Written by Henry Humphreys, Managing Companion at Humphreys Regulation
Founders can spend years getting their cap desk playbook proper, however when it’s time to construction a sale, they’re usually met with a clean web page. No customary phrases. No mannequin paperwork. Simply the customer’s final deal and their authorized crew’s thought of ‘market’.
No person a lot likes flying blind and – within the absence of any widespread availability of mannequin heads of phrases for M&A – we at Humphreys Regulation have launched Undertaking Hedz.
There Are Customary VC Financing Phrases
Late stage founders who’ve steered their corporations by the funding rounds might be very acquainted with VC funding paperwork, the BVCA mannequin phrases, and so forth. By collection B+, many may have a highly-sophisticated understanding of how and why enterprise capital offers are structured as they’re.
Within the UK, the US (which has the NVCA mannequin paperwork) and different main jurisdictions there are very well-worn paths to documenting VC investments. There may be there a very good understanding socialised amongst advisors and the market usually as to what’s boilerplate and infrequently needing to be negotiated and the place the true factors of leverage and dialogue are.
All of that could be a good factor for getting offers completed rapidly and on smart phrases.
No Customary Strategy or Phrases When It Comes To Exit
However, relating to exit, founders are sometimes stunned to find that there is no such thing as a standardisation of phrases in any respect.
Are there mannequin paperwork to show to? No. Is there a typical consensus of tips on how to construction tech exits and what the market customary phrases are? Undoubtedly not. Is the customer simply taking the paperwork and strategy from the final deal it did and trying to impose that on the sellers? Maybe.
Many offers abort earlier than completion consequently. Some offers are signed anyway however on phrases that at some point the events want they’d had extra time and data to barter away from.
Undertaking Hedz
That’s the reason we’ve launched ‘Undertaking Hedz’ in October. What we’ve completed is make some fundamental assumptions about what mid-market, mid-stage, tech exits often seem like –
- share gross sales (i.e. gross sales of the Goal firm’s complete issued share capital) moderately than asset gross sales (i.e. gross sales by that firm of all or a few of its enterprise with every asset individually transferred throughout);
- a UK-incorporated Goal firm;
- ‘locked field’ offers – that are fastened worth and extra easy – moderately than ‘completion accounts’ offers with a publish completion true up of working capital;
- a purchaser from ‘commerce’ moderately than non-public fairness, the later sometimes having their very own customary strategy and heads of phrases;
- a break up trade and completion to legislate for acquiring the consent of a regulatory, competitors or tax authority (or different conditionality), as is commonly the case; and
- in any other case wish to preserve the drafting within the heads so simple as potential, with the drafting of detailed mechanics to be saved for the lengthy type,
after which drafted up mannequin heads of phrases with accompanying drafting notes.

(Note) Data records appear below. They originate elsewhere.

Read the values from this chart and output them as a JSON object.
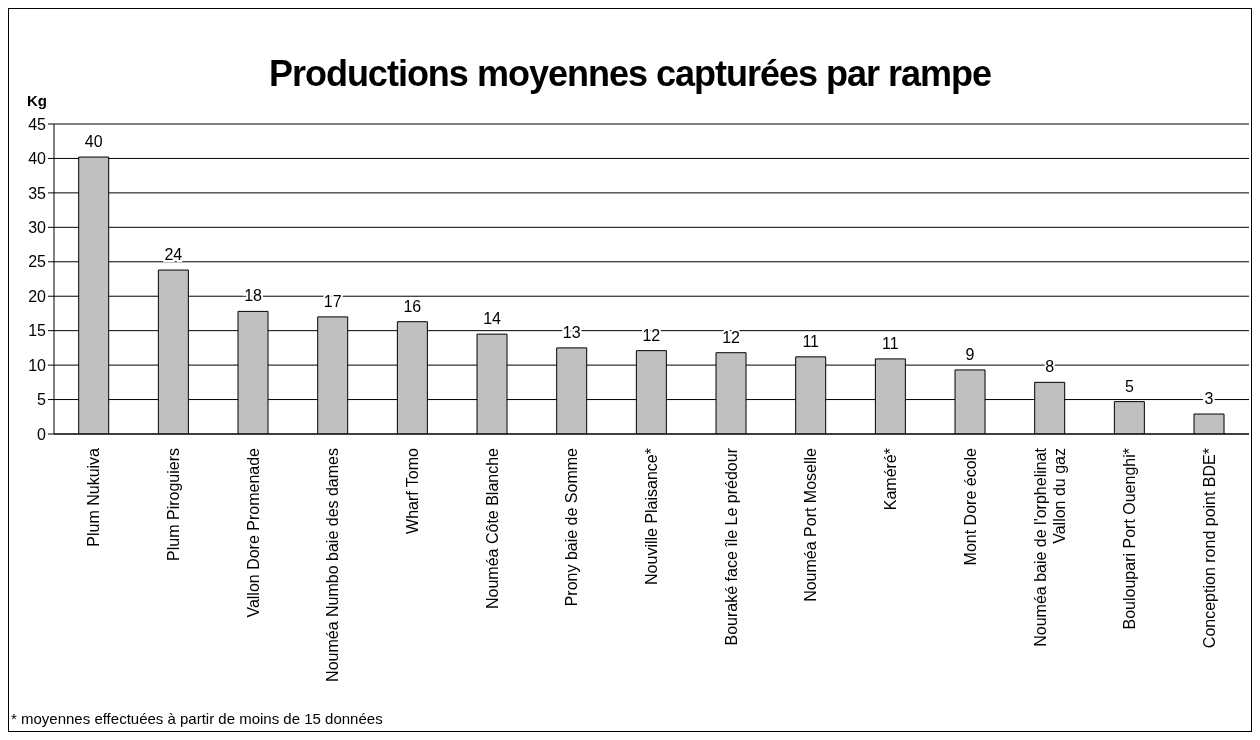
{
  "chart_data": {
    "type": "bar",
    "title": "Productions moyennes capturées par rampe",
    "ylabel": "Kg",
    "categories": [
      "Plum Nukuiva",
      "Plum Piroguiers",
      "Vallon Dore Promenade",
      "Nouméa Numbo baie des dames",
      "Wharf Tomo",
      "Nouméa Côte Blanche",
      "Prony baie de Somme",
      "Nouville Plaisance*",
      "Bouraké face île Le prédour",
      "Nouméa Port Moselle",
      "Kaméré*",
      "Mont Dore école",
      "Nouméa baie de l'orphelinat Vallon du gaz",
      "Bouloupari Port Ouenghi*",
      "Conception rond point BDE*"
    ],
    "values": [
      40.2,
      23.8,
      17.8,
      17.0,
      16.3,
      14.5,
      12.5,
      12.1,
      11.8,
      11.2,
      10.9,
      9.3,
      7.5,
      4.7,
      2.9
    ],
    "value_labels": [
      "40",
      "24",
      "18",
      "17",
      "16",
      "14",
      "13",
      "12",
      "12",
      "11",
      "11",
      "9",
      "8",
      "5",
      "3"
    ],
    "color": "#c0c0c0",
    "ylim": [
      0,
      45
    ],
    "yticks": [
      0,
      5,
      10,
      15,
      20,
      25,
      30,
      35,
      40,
      45
    ],
    "grid": "y",
    "annotations": [
      "* moyennes effectuées à partir de moins de 15 données"
    ]
  }
}
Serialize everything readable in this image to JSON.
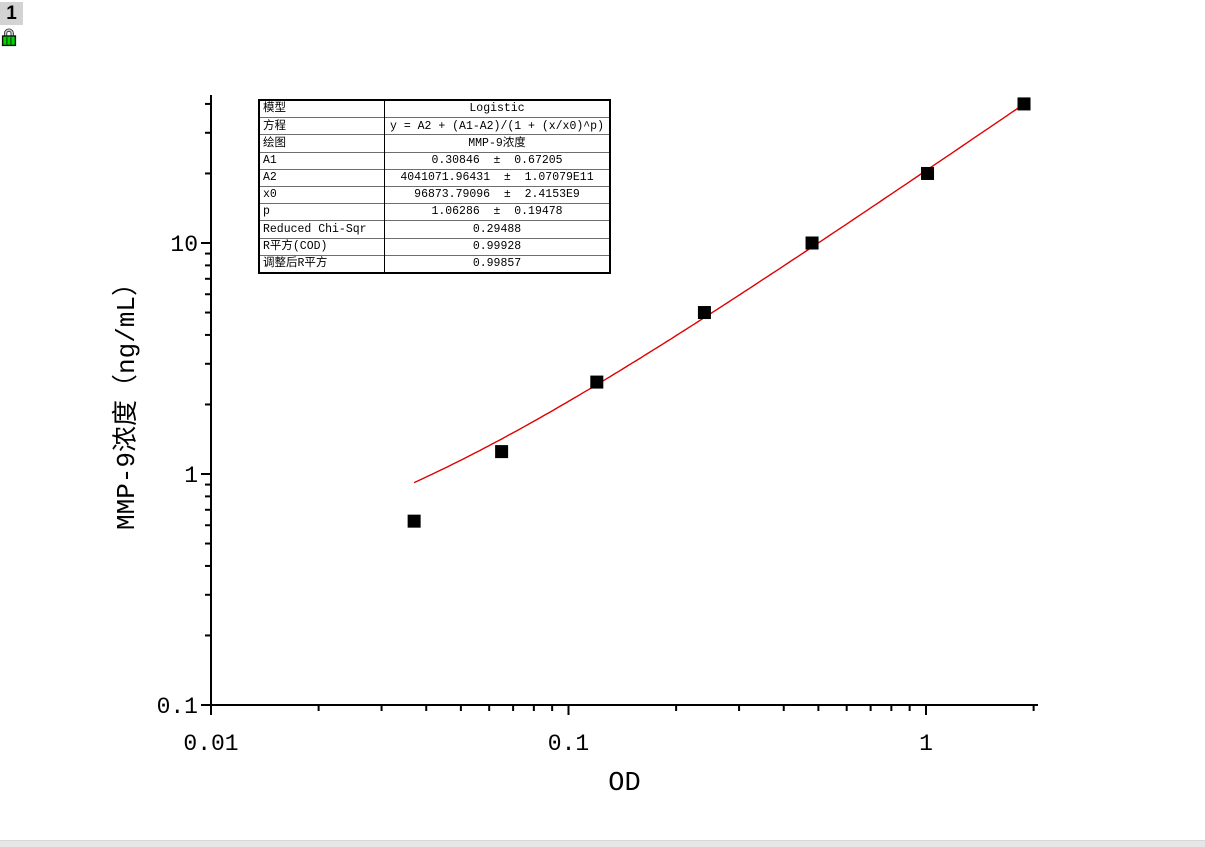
{
  "window": {
    "layer_badge": "1"
  },
  "fit_table": {
    "rows": [
      {
        "label": "模型",
        "value": "Logistic"
      },
      {
        "label": "方程",
        "value": "y = A2 + (A1-A2)/(1 + (x/x0)^p)"
      },
      {
        "label": "绘图",
        "value": "MMP-9浓度"
      },
      {
        "label": "A1",
        "value": "0.30846  ±  0.67205"
      },
      {
        "label": "A2",
        "value": "4041071.96431  ±  1.07079E11"
      },
      {
        "label": "x0",
        "value": "96873.79096  ±  2.4153E9"
      },
      {
        "label": "p",
        "value": "1.06286  ±  0.19478"
      },
      {
        "label": "Reduced Chi-Sqr",
        "value": "0.29488"
      },
      {
        "label": "R平方(COD)",
        "value": "0.99928"
      },
      {
        "label": "调整后R平方",
        "value": "0.99857"
      }
    ]
  },
  "chart_data": {
    "type": "scatter",
    "title": "",
    "xlabel": "OD",
    "ylabel": "MMP-9浓度（ng/mL）",
    "x_scale": "log",
    "y_scale": "log",
    "xlim": [
      0.01,
      2.06
    ],
    "ylim": [
      0.1,
      43.7
    ],
    "grid": false,
    "legend": "none",
    "x_ticks": {
      "major": [
        0.01,
        0.1,
        1
      ],
      "labels": [
        "0.01",
        "0.1",
        "1"
      ]
    },
    "y_ticks": {
      "major": [
        0.1,
        1,
        10
      ],
      "labels": [
        "0.1",
        "1",
        "10"
      ]
    },
    "series": [
      {
        "name": "MMP-9浓度",
        "type": "scatter",
        "marker": "filled-square",
        "color": "#000000",
        "points_od_conc": [
          [
            0.037,
            0.625
          ],
          [
            0.065,
            1.25
          ],
          [
            0.12,
            2.5
          ],
          [
            0.24,
            5
          ],
          [
            0.48,
            10
          ],
          [
            1.01,
            20
          ],
          [
            1.88,
            40
          ]
        ]
      },
      {
        "name": "Logistic fit",
        "type": "line",
        "color": "#e00000",
        "equation": "y = A2 + (A1-A2)/(1 + (x/x0)^p)",
        "params": {
          "A1": 0.30846,
          "A2": 4041071.96431,
          "x0": 96873.79096,
          "p": 1.06286
        },
        "od_range": [
          0.037,
          1.88
        ]
      }
    ]
  },
  "colors": {
    "axis": "#000000",
    "marker": "#000000",
    "curve": "#e00000",
    "badge_bg": "#d3d3d3",
    "lock_green": "#00d400",
    "bottom_bar": "#e6e6e6"
  }
}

Why Is This A Good Factor For UK Tech?
M&A is famously laborious as a course of and fraught with threat on each purchase aspect and promote aspect. Not having a fundamental place to begin for setting out the important thing phrases doesn’t assist. So Undertaking Hedz is a step ahead from that perspective.
Permitting patrons and sellers to spend extra time on the important thing industrial factors and fewer on the boilerplate needs to be a very good factor. And dashing up M&A have to be a step ahead usually as a result of it’s the perform by which liquidity occurs and positive aspects are made, by which taxes are paid into the UK plc coffers, and by which capital is recycled into the business to spawn the following technology of start-ups.

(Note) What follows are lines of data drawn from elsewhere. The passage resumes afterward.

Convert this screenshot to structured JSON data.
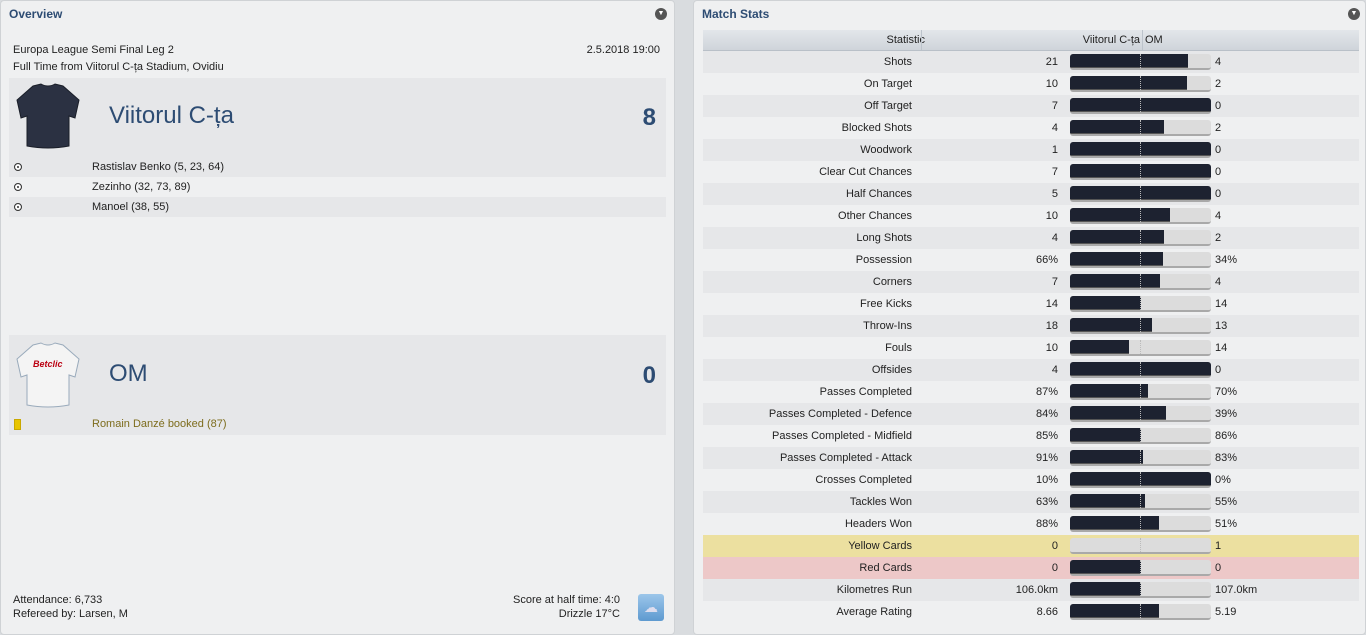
{
  "overview": {
    "title": "Overview",
    "competition": "Europa League Semi Final Leg 2",
    "datetime": "2.5.2018 19:00",
    "venue": "Full Time from Viitorul C-ța Stadium, Ovidiu",
    "home": {
      "name": "Viitorul C-ța",
      "score": "8",
      "events": [
        {
          "icon": "ball-icon",
          "text": "Rastislav Benko (5, 23, 64)"
        },
        {
          "icon": "ball-icon",
          "text": "Zezinho (32, 73, 89)"
        },
        {
          "icon": "ball-icon",
          "text": "Manoel (38, 55)"
        }
      ]
    },
    "away": {
      "name": "OM",
      "score": "0",
      "shirt_sponsor": "Betclic",
      "events": [
        {
          "icon": "yellow-card-icon",
          "text": "Romain Danzé booked (87)"
        }
      ]
    },
    "attendance": "Attendance: 6,733",
    "referee": "Refereed by: Larsen, M",
    "half_time": "Score at half time: 4:0",
    "weather": "Drizzle 17°C",
    "weather_icon": "rain-cloud-icon"
  },
  "match_stats": {
    "title": "Match Stats",
    "headers": {
      "statistic": "Statistic",
      "home": "Viitorul C-ța",
      "away": "OM"
    },
    "colors": {
      "bar_home": "#1d2230",
      "bar_away": "#dcdcdc",
      "yellow_row": "#ece0a0",
      "red_row": "#edc8c8"
    },
    "rows": [
      {
        "label": "Shots",
        "home": "21",
        "away": "4",
        "share": 0.84
      },
      {
        "label": "On Target",
        "home": "10",
        "away": "2",
        "share": 0.83
      },
      {
        "label": "Off Target",
        "home": "7",
        "away": "0",
        "share": 1
      },
      {
        "label": "Blocked Shots",
        "home": "4",
        "away": "2",
        "share": 0.67
      },
      {
        "label": "Woodwork",
        "home": "1",
        "away": "0",
        "share": 1
      },
      {
        "label": "Clear Cut Chances",
        "home": "7",
        "away": "0",
        "share": 1
      },
      {
        "label": "Half Chances",
        "home": "5",
        "away": "0",
        "share": 1
      },
      {
        "label": "Other Chances",
        "home": "10",
        "away": "4",
        "share": 0.71
      },
      {
        "label": "Long Shots",
        "home": "4",
        "away": "2",
        "share": 0.67
      },
      {
        "label": "Possession",
        "home": "66%",
        "away": "34%",
        "share": 0.66
      },
      {
        "label": "Corners",
        "home": "7",
        "away": "4",
        "share": 0.64
      },
      {
        "label": "Free Kicks",
        "home": "14",
        "away": "14",
        "share": 0.5
      },
      {
        "label": "Throw-Ins",
        "home": "18",
        "away": "13",
        "share": 0.58
      },
      {
        "label": "Fouls",
        "home": "10",
        "away": "14",
        "share": 0.42
      },
      {
        "label": "Offsides",
        "home": "4",
        "away": "0",
        "share": 1
      },
      {
        "label": "Passes Completed",
        "home": "87%",
        "away": "70%",
        "share": 0.55
      },
      {
        "label": "Passes Completed - Defence",
        "home": "84%",
        "away": "39%",
        "share": 0.68
      },
      {
        "label": "Passes Completed - Midfield",
        "home": "85%",
        "away": "86%",
        "share": 0.5
      },
      {
        "label": "Passes Completed - Attack",
        "home": "91%",
        "away": "83%",
        "share": 0.52
      },
      {
        "label": "Crosses Completed",
        "home": "10%",
        "away": "0%",
        "share": 1
      },
      {
        "label": "Tackles Won",
        "home": "63%",
        "away": "55%",
        "share": 0.53
      },
      {
        "label": "Headers Won",
        "home": "88%",
        "away": "51%",
        "share": 0.63
      },
      {
        "label": "Yellow Cards",
        "home": "0",
        "away": "1",
        "share": 0,
        "highlight": "yellow"
      },
      {
        "label": "Red Cards",
        "home": "0",
        "away": "0",
        "share": 0.5,
        "highlight": "red"
      },
      {
        "label": "Kilometres Run",
        "home": "106.0km",
        "away": "107.0km",
        "share": 0.5
      },
      {
        "label": "Average Rating",
        "home": "8.66",
        "away": "5.19",
        "share": 0.63
      }
    ]
  }
}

And it’s the marketplace for exits that powers the entire VC business – with out it, founders wouldn’t hassle to begin corporations and traders wouldn’t threat their very own capital to spend money on them, and there could be no capital to recycle.

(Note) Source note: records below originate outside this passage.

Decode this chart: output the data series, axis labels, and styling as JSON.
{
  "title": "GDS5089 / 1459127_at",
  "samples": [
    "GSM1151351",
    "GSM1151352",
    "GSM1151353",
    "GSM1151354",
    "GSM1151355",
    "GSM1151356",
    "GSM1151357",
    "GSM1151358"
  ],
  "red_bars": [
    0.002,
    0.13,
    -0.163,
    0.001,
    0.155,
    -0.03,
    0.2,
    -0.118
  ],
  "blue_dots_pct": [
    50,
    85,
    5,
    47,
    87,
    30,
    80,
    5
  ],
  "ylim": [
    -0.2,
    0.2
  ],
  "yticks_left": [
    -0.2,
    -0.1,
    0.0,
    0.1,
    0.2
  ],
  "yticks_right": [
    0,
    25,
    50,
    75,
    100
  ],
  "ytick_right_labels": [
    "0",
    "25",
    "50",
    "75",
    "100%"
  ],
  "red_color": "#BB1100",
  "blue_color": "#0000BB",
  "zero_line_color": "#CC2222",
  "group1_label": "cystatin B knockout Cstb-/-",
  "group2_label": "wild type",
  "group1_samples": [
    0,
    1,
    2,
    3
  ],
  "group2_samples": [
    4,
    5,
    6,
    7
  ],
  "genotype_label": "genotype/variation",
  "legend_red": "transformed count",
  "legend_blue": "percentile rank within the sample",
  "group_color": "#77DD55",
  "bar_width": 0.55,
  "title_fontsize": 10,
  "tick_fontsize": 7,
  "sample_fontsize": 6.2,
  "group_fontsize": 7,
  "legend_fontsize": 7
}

Capital Is Shifting Sooner Than Ever And The UK Has To Maintain Up
It’s a very good time to have revealed Hedz as a result of, in distinction to the marketplace for enterprise capital investments, M&A has been energetic as a market – Carta for example in latest days have reported file numbers of start-ups on their platform as having been acquired in Q3 2025.
The UK wants a robust marketplace for tech exits and a playbook for executing them. Perhaps Hedz is it. We predict it’s and can periodically be updating the draft consistent with what we see as market apply and suggestions from the business usually.